A hashrate explosion. That’s what Bitcoin miners have experienced over the past few months. And like clockwork, Bitcoin mining difficulty is skyrocketing higher as well with no end in sight due to several factors:
- Growing network hashrate and more efficient miners: As more miners join the Bitcoin network, the total hashrate (computing power) dedicated to mining increases. Especially when those new miners are brining top of the line equipment online. This leads to a higher mining difficulty, as the protocol adjusts the difficulty to maintain a consistent block production rate of approximately one block every 10 minutes. The higher the network hashrate, the higher the difficulty.

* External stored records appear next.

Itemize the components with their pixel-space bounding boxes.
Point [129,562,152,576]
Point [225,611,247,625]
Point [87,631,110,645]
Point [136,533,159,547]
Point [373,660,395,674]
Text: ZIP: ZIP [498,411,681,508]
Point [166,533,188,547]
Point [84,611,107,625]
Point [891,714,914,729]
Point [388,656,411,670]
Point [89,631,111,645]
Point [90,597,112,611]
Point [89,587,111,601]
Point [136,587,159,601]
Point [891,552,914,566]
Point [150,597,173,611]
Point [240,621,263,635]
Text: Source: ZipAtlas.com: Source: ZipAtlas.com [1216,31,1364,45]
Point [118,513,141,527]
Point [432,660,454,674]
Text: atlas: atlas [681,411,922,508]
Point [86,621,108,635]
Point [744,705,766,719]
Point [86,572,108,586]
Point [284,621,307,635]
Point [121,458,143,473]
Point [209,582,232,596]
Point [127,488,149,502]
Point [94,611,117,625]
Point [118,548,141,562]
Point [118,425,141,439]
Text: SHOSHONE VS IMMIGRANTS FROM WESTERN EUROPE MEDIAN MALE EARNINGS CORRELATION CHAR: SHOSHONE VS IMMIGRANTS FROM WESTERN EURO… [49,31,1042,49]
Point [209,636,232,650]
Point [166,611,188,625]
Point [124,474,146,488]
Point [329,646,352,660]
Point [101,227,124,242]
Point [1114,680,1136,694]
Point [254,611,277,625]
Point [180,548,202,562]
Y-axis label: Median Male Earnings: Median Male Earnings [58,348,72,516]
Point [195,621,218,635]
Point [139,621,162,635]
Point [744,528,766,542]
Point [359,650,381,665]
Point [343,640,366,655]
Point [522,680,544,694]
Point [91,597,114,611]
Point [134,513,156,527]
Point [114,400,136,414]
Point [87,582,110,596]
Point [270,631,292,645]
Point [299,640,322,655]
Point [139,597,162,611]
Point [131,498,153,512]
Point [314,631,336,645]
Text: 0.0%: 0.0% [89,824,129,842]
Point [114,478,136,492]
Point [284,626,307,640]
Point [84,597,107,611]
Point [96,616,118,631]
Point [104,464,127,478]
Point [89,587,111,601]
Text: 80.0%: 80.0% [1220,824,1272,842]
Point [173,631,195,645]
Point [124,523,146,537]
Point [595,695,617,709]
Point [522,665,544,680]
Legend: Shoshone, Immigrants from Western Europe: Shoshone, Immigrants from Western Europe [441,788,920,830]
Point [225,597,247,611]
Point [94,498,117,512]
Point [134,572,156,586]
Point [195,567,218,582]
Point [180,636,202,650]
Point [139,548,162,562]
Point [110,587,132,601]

- Advanced mining infrastructure and aftermarket firmware: Over time, miners have developed more powerful and efficient mining infrastructure and aftermarket firmware such immersion cooling/hydrocooling and LuxOs. The combination of these two developments has allowed miners to push there existing hardware harder for longer while limiting wear and tear.
- Rising Bitcoin price: As the value of Bitcoin increases, mining becomes more profitable, which attracts more miners to the network. This, in turn, increases the network hashrate as less efficient miners become profitable along with mining difficulty. The higher the Bitcoin price, the more likely it is that mining difficulty will continue to rise.
- Global adoption, awareness, and the hunt for the lowest electric rate: The growing global adoption of cryptocurrencies, including Bitcoin, leads to a higher demand for mining resources – especially readily available and inexpensive electricity. As more people become aware of the potential benefits of mining, they are more likely to invest in mining hardware and join the network, thus contributing to the increase in mining difficulty.
- Decreasing block rewards: Every four years, Bitcoin undergoes a “halving” event, where the block reward (newly minted bitcoins) given to miners for successfully adding a new block to the blockchain is reduced by 50%. As block rewards decrease, miners need to become more efficient to remain profitable, which can lead to an increase in mining difficulty as miners compete for the reduced rewards.
It’s important to note that the increase in mining difficulty is an inherent feature of the Bitcoin protocol to ensure a stable and secure network. By adjusting the difficulty, the network ensures that the rate of block production remains consistent despite fluctuations in the total mining power.